Es gibt genug Leute die ihren Beziehungsstreit öffentlich austragen und sehr ungehalten reagieren, wenn man sich erkundigt was los ist.
Wenn du Hilfe benötigst musst du das auch deutlich machen...

Dein Statement ist so daneben, ich könnte kotzen.  Was bitte hat der hier dargestellte Übergriff mit Beziehungsstreit zu tun?  Es ist zwar eher selten, dass sexualisierte Gewalt von Fremden begangen wird (meistens sind des "Freunde", Bekannte, Familienangehörige), aber hier ist es so gewesen.  Das als Beziehungsstreit zu betrachten ist einfach nur komplett an der Realität vorbei und stellt einen nicht mal mehr logisch argumentierten Angriff auf die Betroffene dar.  Deine offen feindliche Einstellung der Betroffenen gegenüber hat mit linken Minimalstandards nichts zu tun, und daher hast du nichts mit der Flora zu tun.  Der Übergriff allerdings schon, da er im Umfeld der Flora passierte, und wenn die Flora ihren emanzipatorischen Ansprüchen gerecht werden will, dann sollte sie sich damit beschäftigen. 

Es hat mit der Flora nichts zu tun, aber wie ich schon versucht habe zu erklären, habe ich mich dort sicher gefühlt, da ich der Annahme war, dass diese Personen dort bei solchen Dingen eingreifen würden. Dem war nicht so. Wie auch immer, ich habe unter 'Danke&Erklärung' noch einiges geschrieben.

Du musst dich nicht rechtfertigen!

Du bist hier nicht die Schuldige, dieser Typ ist das! Also verschwende keine Energie darauf, mit so verwirrten Menschen zu diskutieren, ob du hier deinen Artikel aufstellen darfst und was für einen Wert deine Geschichte hat. 

Du hast jedes Recht und deine Geschichte ist wichtig!

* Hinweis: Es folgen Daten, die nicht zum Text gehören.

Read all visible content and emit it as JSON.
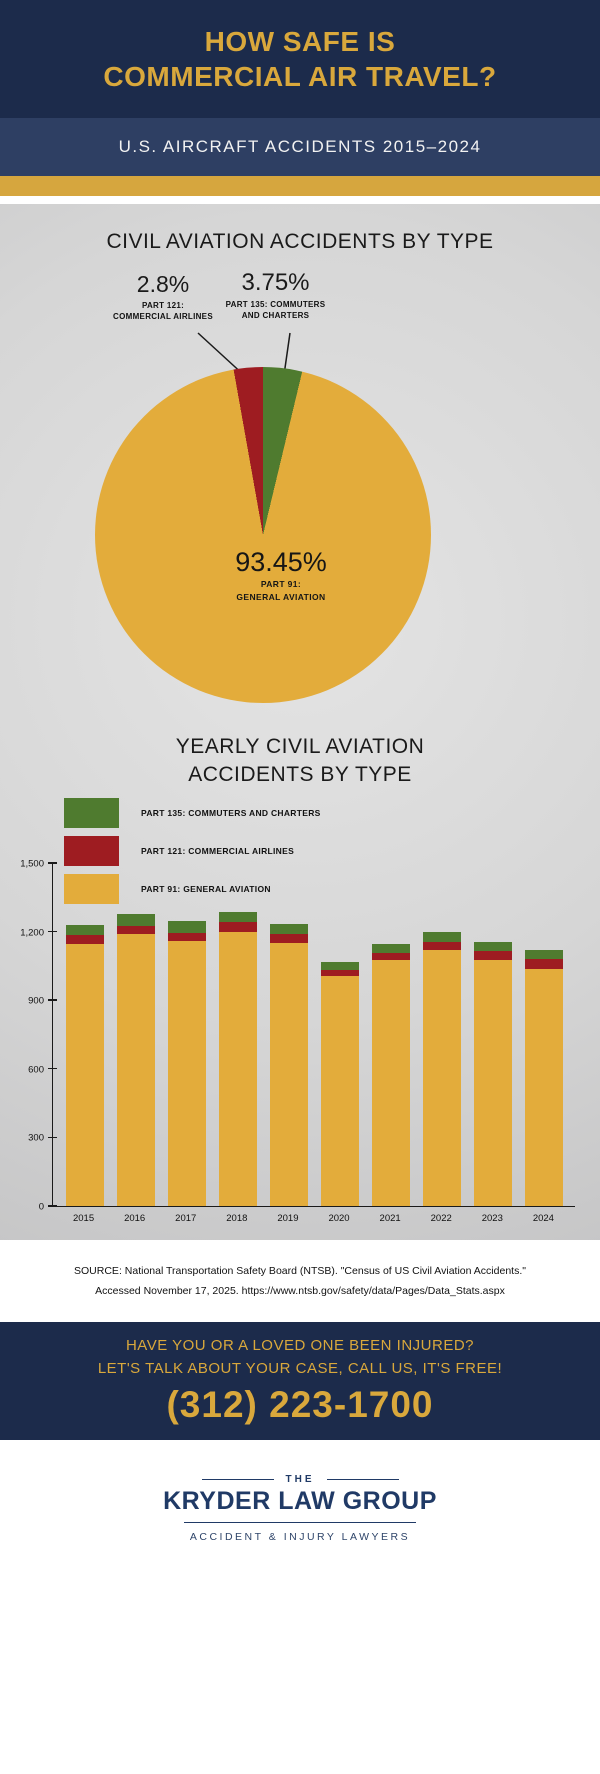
{
  "header": {
    "title_line1": "HOW SAFE IS",
    "title_line2": "COMMERCIAL AIR TRAVEL?",
    "subtitle": "U.S. AIRCRAFT ACCIDENTS 2015–2024"
  },
  "colors": {
    "navy": "#1c2b4b",
    "navy_band": "#2e3f63",
    "gold": "#d9a83c",
    "pie_gold": "#e3ac3b",
    "red": "#9e1c21",
    "green": "#4f7b2f"
  },
  "pie_section": {
    "title": "CIVIL AVIATION ACCIDENTS BY TYPE",
    "part121_pct": "2.8%",
    "part121_name_line1": "PART 121:",
    "part121_name_line2": "COMMERCIAL AIRLINES",
    "part135_pct": "3.75%",
    "part135_name_line1": "PART 135: COMMUTERS",
    "part135_name_line2": "AND CHARTERS",
    "part91_pct": "93.45%",
    "part91_name_line1": "PART 91:",
    "part91_name_line2": "GENERAL AVIATION"
  },
  "bar_section": {
    "title_line1": "YEARLY CIVIL AVIATION",
    "title_line2": "ACCIDENTS BY TYPE",
    "legend": [
      {
        "label": "PART 135: COMMUTERS AND CHARTERS",
        "color": "#4f7b2f"
      },
      {
        "label": "PART 121: COMMERCIAL AIRLINES",
        "color": "#9e1c21"
      },
      {
        "label": "PART 91: GENERAL AVIATION",
        "color": "#e3ac3b"
      }
    ]
  },
  "chart_data": [
    {
      "type": "pie",
      "title": "CIVIL AVIATION ACCIDENTS BY TYPE",
      "slices": [
        {
          "label": "PART 135: COMMUTERS AND CHARTERS",
          "value": 3.75,
          "color": "#4f7b2f"
        },
        {
          "label": "PART 91: GENERAL AVIATION",
          "value": 93.45,
          "color": "#e3ac3b"
        },
        {
          "label": "PART 121: COMMERCIAL AIRLINES",
          "value": 2.8,
          "color": "#9e1c21"
        }
      ]
    },
    {
      "type": "bar",
      "stacked": true,
      "title": "YEARLY CIVIL AVIATION ACCIDENTS BY TYPE",
      "categories": [
        "2015",
        "2016",
        "2017",
        "2018",
        "2019",
        "2020",
        "2021",
        "2022",
        "2023",
        "2024"
      ],
      "series": [
        {
          "name": "PART 91: GENERAL AVIATION",
          "color": "#e3ac3b",
          "values": [
            1145,
            1190,
            1160,
            1200,
            1150,
            1005,
            1075,
            1120,
            1075,
            1035
          ]
        },
        {
          "name": "PART 121: COMMERCIAL AIRLINES",
          "color": "#9e1c21",
          "values": [
            40,
            35,
            35,
            40,
            40,
            25,
            30,
            35,
            40,
            45
          ]
        },
        {
          "name": "PART 135: COMMUTERS AND CHARTERS",
          "color": "#4f7b2f",
          "values": [
            45,
            50,
            50,
            45,
            45,
            35,
            40,
            45,
            40,
            40
          ]
        }
      ],
      "ylim": [
        0,
        1500
      ],
      "yticks": [
        "0",
        "300",
        "600",
        "900",
        "1,200",
        "1,500"
      ],
      "legend_position": "top-left",
      "grid": false
    }
  ],
  "source": {
    "line1": "SOURCE: National Transportation Safety Board (NTSB). \"Census of US Civil Aviation Accidents.\"",
    "line2": "Accessed November 17, 2025. https://www.ntsb.gov/safety/data/Pages/Data_Stats.aspx"
  },
  "cta": {
    "line1": "HAVE YOU OR A LOVED ONE BEEN INJURED?",
    "line2": "LET'S TALK ABOUT YOUR CASE, CALL US, IT'S FREE!",
    "phone": "(312) 223-1700"
  },
  "logo": {
    "the": "THE",
    "name": "KRYDER LAW GROUP",
    "tagline": "ACCIDENT & INJURY LAWYERS"
  }
}
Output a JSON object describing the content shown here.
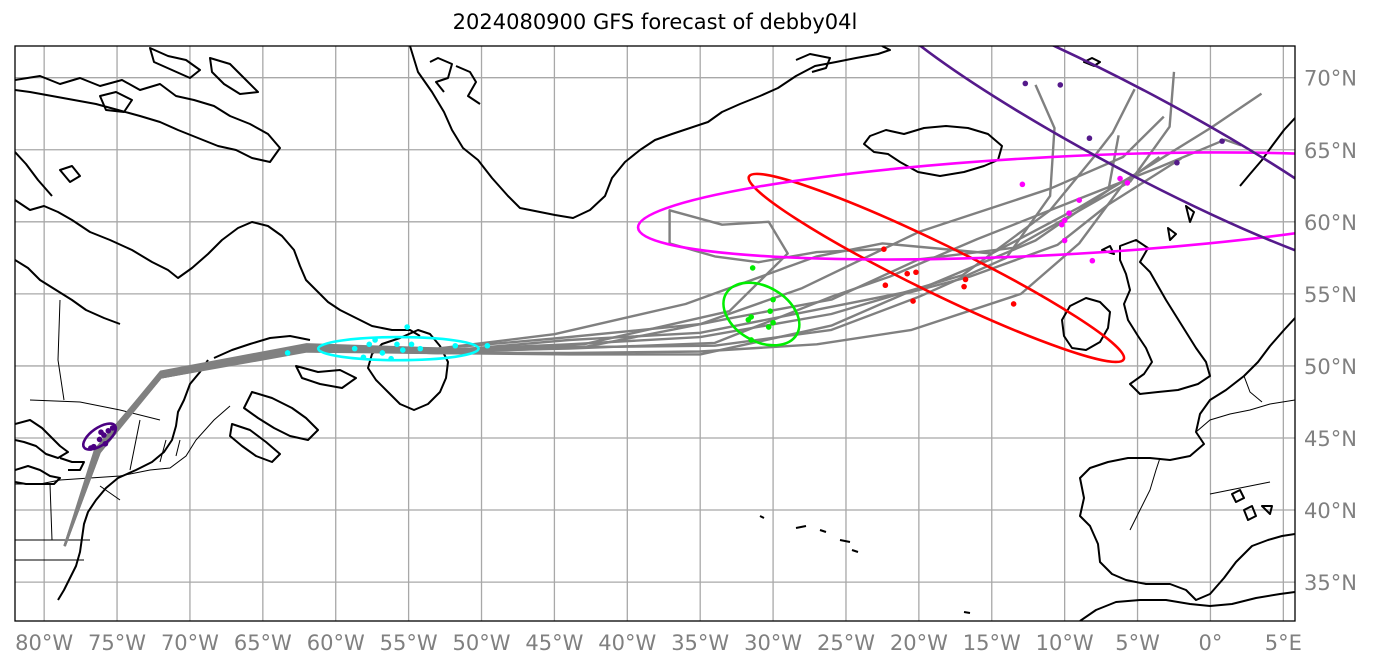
{
  "title": "2024080900 GFS forecast of debby04l",
  "map": {
    "lon_range": [
      -82,
      5.8
    ],
    "lat_range": [
      32.3,
      72.2
    ],
    "lon_ticks": [
      {
        "value": -80,
        "label": "80°W"
      },
      {
        "value": -75,
        "label": "75°W"
      },
      {
        "value": -70,
        "label": "70°W"
      },
      {
        "value": -65,
        "label": "65°W"
      },
      {
        "value": -60,
        "label": "60°W"
      },
      {
        "value": -55,
        "label": "55°W"
      },
      {
        "value": -50,
        "label": "50°W"
      },
      {
        "value": -45,
        "label": "45°W"
      },
      {
        "value": -40,
        "label": "40°W"
      },
      {
        "value": -35,
        "label": "35°W"
      },
      {
        "value": -30,
        "label": "30°W"
      },
      {
        "value": -25,
        "label": "25°W"
      },
      {
        "value": -20,
        "label": "20°W"
      },
      {
        "value": -15,
        "label": "15°W"
      },
      {
        "value": -10,
        "label": "10°W"
      },
      {
        "value": -5,
        "label": "5°W"
      },
      {
        "value": 0,
        "label": "0°"
      },
      {
        "value": 5,
        "label": "5°E"
      }
    ],
    "lat_ticks": [
      {
        "value": 35,
        "label": "35°N"
      },
      {
        "value": 40,
        "label": "40°N"
      },
      {
        "value": 45,
        "label": "45°N"
      },
      {
        "value": 50,
        "label": "50°N"
      },
      {
        "value": 55,
        "label": "55°N"
      },
      {
        "value": 60,
        "label": "60°N"
      },
      {
        "value": 65,
        "label": "65°N"
      },
      {
        "value": 70,
        "label": "70°N"
      }
    ],
    "gridlines": true,
    "colors": {
      "track": "#808080",
      "coastline": "#000000",
      "gridline": "#a8a8a8",
      "tick_label": "#808080",
      "time_1": "#4b0082",
      "time_2": "#00ffff",
      "time_3": "#00ee00",
      "time_4": "#ff0000",
      "time_5": "#ff00ff",
      "time_6": "#551a8b"
    }
  },
  "forecast_tracks": [
    [
      [
        -78.6,
        37.5
      ],
      [
        -76.5,
        44.2
      ],
      [
        -72,
        49.5
      ],
      [
        -62,
        51.4
      ],
      [
        -53,
        51.2
      ],
      [
        -45,
        51.9
      ],
      [
        -35,
        52.9
      ],
      [
        -28,
        55.4
      ],
      [
        -20,
        59.3
      ],
      [
        -11,
        62.3
      ],
      [
        -6,
        64.5
      ],
      [
        -3.2,
        67.3
      ]
    ],
    [
      [
        -78.6,
        37.5
      ],
      [
        -76.4,
        44.2
      ],
      [
        -72,
        49.6
      ],
      [
        -62,
        51.5
      ],
      [
        -53,
        51.2
      ],
      [
        -45,
        52.2
      ],
      [
        -36,
        54.3
      ],
      [
        -27,
        57.6
      ],
      [
        -22.5,
        58.5
      ],
      [
        -15,
        57.8
      ],
      [
        -9,
        61
      ],
      [
        -4,
        64
      ],
      [
        0,
        66.5
      ],
      [
        3.5,
        68.9
      ]
    ],
    [
      [
        -78.6,
        37.5
      ],
      [
        -76.4,
        44.1
      ],
      [
        -72,
        49.4
      ],
      [
        -62,
        51.3
      ],
      [
        -53,
        51.1
      ],
      [
        -44,
        51.5
      ],
      [
        -35,
        52
      ],
      [
        -26,
        53.6
      ],
      [
        -17,
        56.3
      ],
      [
        -11,
        60.8
      ],
      [
        -8,
        64.5
      ],
      [
        -6.7,
        66.2
      ],
      [
        -5.2,
        69.2
      ]
    ],
    [
      [
        -78.6,
        37.5
      ],
      [
        -76.4,
        44
      ],
      [
        -72,
        49.3
      ],
      [
        -62,
        51.2
      ],
      [
        -53,
        51
      ],
      [
        -44,
        51.3
      ],
      [
        -34,
        51.4
      ],
      [
        -26,
        52.5
      ],
      [
        -20,
        54.8
      ],
      [
        -14,
        57.5
      ],
      [
        -11,
        61.8
      ],
      [
        -10.7,
        66.5
      ],
      [
        -12,
        69.5
      ]
    ],
    [
      [
        -78.6,
        37.5
      ],
      [
        -76.3,
        44
      ],
      [
        -72,
        49.2
      ],
      [
        -62,
        51.1
      ],
      [
        -53,
        50.9
      ],
      [
        -44,
        50.9
      ],
      [
        -35,
        51
      ],
      [
        -27,
        51.5
      ],
      [
        -20.5,
        52.5
      ],
      [
        -13,
        55
      ],
      [
        -9,
        58.5
      ],
      [
        -6,
        62.6
      ],
      [
        -3.5,
        64.5
      ]
    ],
    [
      [
        -78.6,
        37.5
      ],
      [
        -76.3,
        44.1
      ],
      [
        -72,
        49.3
      ],
      [
        -62,
        51.2
      ],
      [
        -53,
        51
      ],
      [
        -44,
        51.2
      ],
      [
        -34,
        51.6
      ],
      [
        -26,
        54.8
      ],
      [
        -22,
        56.2
      ],
      [
        -16,
        58.8
      ],
      [
        -9,
        61.6
      ],
      [
        -3.5,
        63.8
      ],
      [
        1,
        65.7
      ],
      [
        2.1,
        65.3
      ]
    ],
    [
      [
        -78.6,
        37.5
      ],
      [
        -76.2,
        44
      ],
      [
        -72,
        49.2
      ],
      [
        -62,
        51.1
      ],
      [
        -53,
        50.9
      ],
      [
        -43,
        51.5
      ],
      [
        -33,
        53.8
      ],
      [
        -29,
        57.8
      ],
      [
        -30.3,
        60
      ],
      [
        -33.5,
        59.8
      ],
      [
        -37.1,
        60.8
      ],
      [
        -37.1,
        58.5
      ],
      [
        -34,
        57.6
      ],
      [
        -31,
        57.2
      ],
      [
        -27,
        57.9
      ],
      [
        -22.5,
        58.1
      ]
    ],
    [
      [
        -78.6,
        37.5
      ],
      [
        -76.3,
        44.1
      ],
      [
        -72,
        49.4
      ],
      [
        -62,
        51.2
      ],
      [
        -53,
        51
      ],
      [
        -44,
        51.8
      ],
      [
        -35,
        52.3
      ],
      [
        -27,
        53.9
      ],
      [
        -20,
        55.3
      ],
      [
        -12,
        58.7
      ],
      [
        -7,
        62.2
      ],
      [
        -6.3,
        66
      ]
    ],
    [
      [
        -78.6,
        37.5
      ],
      [
        -76.2,
        44
      ],
      [
        -72,
        49.3
      ],
      [
        -62,
        51.1
      ],
      [
        -53,
        50.9
      ],
      [
        -43,
        51.3
      ],
      [
        -33,
        53.3
      ],
      [
        -26,
        54.6
      ],
      [
        -20,
        57.4
      ],
      [
        -13.5,
        58.2
      ],
      [
        -10,
        60.2
      ],
      [
        -5.5,
        62.8
      ],
      [
        -2.8,
        66.6
      ],
      [
        -2.5,
        70.4
      ]
    ],
    [
      [
        -78.6,
        37.5
      ],
      [
        -76.3,
        44
      ],
      [
        -72,
        49.2
      ],
      [
        -62,
        51
      ],
      [
        -53,
        50.9
      ],
      [
        -44,
        50.8
      ],
      [
        -35,
        50.8
      ],
      [
        -26,
        52.8
      ],
      [
        -21,
        55
      ],
      [
        -16.5,
        56.2
      ],
      [
        -10.5,
        58.4
      ],
      [
        -7,
        61.2
      ],
      [
        -2,
        64.4
      ]
    ]
  ],
  "probability_ellipses": [
    {
      "time_index": 1,
      "center": [
        -76.2,
        45.1
      ],
      "a_deg": 1.3,
      "b_deg": 0.6,
      "angle": -35
    },
    {
      "time_index": 2,
      "center": [
        -55.7,
        51.2
      ],
      "a_deg": 5.5,
      "b_deg": 0.8,
      "angle": 0
    },
    {
      "time_index": 3,
      "center": [
        -30.8,
        53.6
      ],
      "a_deg": 2.8,
      "b_deg": 1.9,
      "angle": 30
    },
    {
      "time_index": 4,
      "center": [
        -18.8,
        56.8
      ],
      "a_deg": 14.3,
      "b_deg": 1.7,
      "angle": 26
    },
    {
      "time_index": 5,
      "center": [
        -10.8,
        61.1
      ],
      "a_deg": 28.5,
      "b_deg": 3.4,
      "angle": -3
    },
    {
      "time_index": 6,
      "center": [
        -5.2,
        66.3
      ],
      "a_deg": 20.2,
      "b_deg": 2.8,
      "angle": 28
    }
  ],
  "forecast_points": [
    {
      "time_index": 1,
      "points": [
        [
          -76.6,
          44.4
        ],
        [
          -76.2,
          44.9
        ],
        [
          -75.9,
          45.2
        ],
        [
          -75.6,
          45.5
        ],
        [
          -75.3,
          45.7
        ],
        [
          -76.8,
          44.3
        ],
        [
          -75.8,
          44.6
        ],
        [
          -76.1,
          45.4
        ]
      ]
    },
    {
      "time_index": 2,
      "points": [
        [
          -63.3,
          50.9
        ],
        [
          -58.7,
          51.2
        ],
        [
          -58.1,
          50.6
        ],
        [
          -57.7,
          51.5
        ],
        [
          -57.3,
          51.8
        ],
        [
          -56.8,
          50.9
        ],
        [
          -56.2,
          50.5
        ],
        [
          -55.8,
          51.5
        ],
        [
          -55.4,
          51.1
        ],
        [
          -54.8,
          51.5
        ],
        [
          -54.2,
          51.2
        ],
        [
          -51.8,
          51.4
        ],
        [
          -49.6,
          51.4
        ],
        [
          -55.1,
          52.7
        ]
      ]
    },
    {
      "time_index": 3,
      "points": [
        [
          -31.4,
          56.8
        ],
        [
          -31.7,
          53.2
        ],
        [
          -31.5,
          53.4
        ],
        [
          -30.2,
          53.8
        ],
        [
          -30,
          54.6
        ],
        [
          -30,
          53
        ],
        [
          -30.3,
          52.7
        ],
        [
          -31.5,
          51.8
        ]
      ]
    },
    {
      "time_index": 4,
      "points": [
        [
          -22.4,
          58.1
        ],
        [
          -22.3,
          55.6
        ],
        [
          -20.8,
          56.4
        ],
        [
          -20.4,
          54.5
        ],
        [
          -16.8,
          56
        ],
        [
          -16.9,
          55.5
        ],
        [
          -13.5,
          54.3
        ],
        [
          -20.2,
          56.5
        ]
      ]
    },
    {
      "time_index": 5,
      "points": [
        [
          -12.9,
          62.6
        ],
        [
          -10.2,
          59.8
        ],
        [
          -10,
          60.1
        ],
        [
          -9.7,
          60.6
        ],
        [
          -9,
          61.5
        ],
        [
          -10,
          58.7
        ],
        [
          -8.1,
          57.3
        ],
        [
          -5.7,
          62.7
        ],
        [
          -6.2,
          63
        ]
      ]
    },
    {
      "time_index": 6,
      "points": [
        [
          -12.7,
          69.6
        ],
        [
          -10.3,
          69.5
        ],
        [
          -8.3,
          65.8
        ],
        [
          -2.3,
          64.1
        ],
        [
          0.8,
          65.6
        ]
      ]
    }
  ]
}
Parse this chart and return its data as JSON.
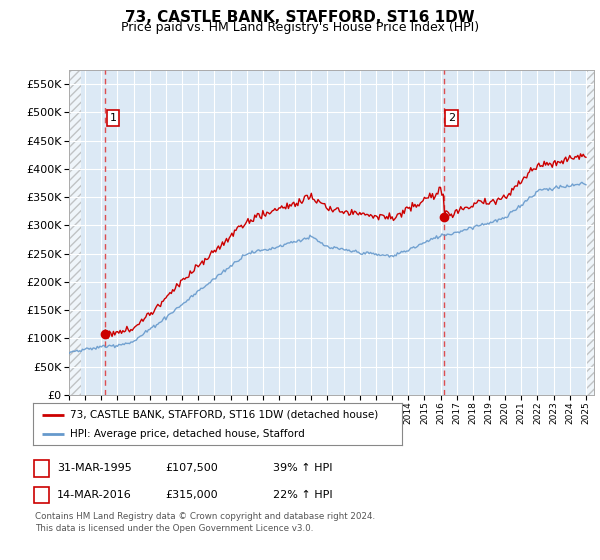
{
  "title": "73, CASTLE BANK, STAFFORD, ST16 1DW",
  "subtitle": "Price paid vs. HM Land Registry's House Price Index (HPI)",
  "title_fontsize": 11,
  "subtitle_fontsize": 9,
  "background_color": "#ffffff",
  "plot_bg_color": "#dce9f5",
  "grid_color": "#ffffff",
  "red_line_color": "#cc0000",
  "blue_line_color": "#6699cc",
  "dashed_line_color": "#dd3333",
  "marker_color": "#cc0000",
  "ylim": [
    0,
    575000
  ],
  "yticks": [
    0,
    50000,
    100000,
    150000,
    200000,
    250000,
    300000,
    350000,
    400000,
    450000,
    500000,
    550000
  ],
  "ytick_labels": [
    "£0",
    "£50K",
    "£100K",
    "£150K",
    "£200K",
    "£250K",
    "£300K",
    "£350K",
    "£400K",
    "£450K",
    "£500K",
    "£550K"
  ],
  "xmin": 1993,
  "xmax": 2025.5,
  "point1_x": 1995.25,
  "point1_y": 107500,
  "point1_label": "1",
  "point2_x": 2016.2,
  "point2_y": 315000,
  "point2_label": "2",
  "legend_line1": "73, CASTLE BANK, STAFFORD, ST16 1DW (detached house)",
  "legend_line2": "HPI: Average price, detached house, Stafford",
  "footer": "Contains HM Land Registry data © Crown copyright and database right 2024.\nThis data is licensed under the Open Government Licence v3.0."
}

gerade WEIL ich in so einer Situation eingegriffen habe. Die Frau hat mir unterstellt, dass ich nur den Macker raushängen lassen wollte und ihr nicht zutrauen würde mit der Situation selber fertig zu werden...

 

Einerseits muss Mensch als BeobachterIn das vermeitliche Opfer gezielt ansprechen und fragen, ob alles in Ordnung ist oder Hilfe gewünscht ist. Anderseits muss die angegriffene Person klar vermitteln, dass sie gerade Hilfe braucht. Wenn Mensch entschlossene Hilfsbereitschaft signalisiert, dann nimmt man dem "Opfer" auch schon etwas Angst weg.

 

Was nicht passieren darf ist, dass beide Seiten unsicher werden. Gegenseitige Vorwürfe bringen uns nicht weiter, sondern Solidarität und Kommunikation.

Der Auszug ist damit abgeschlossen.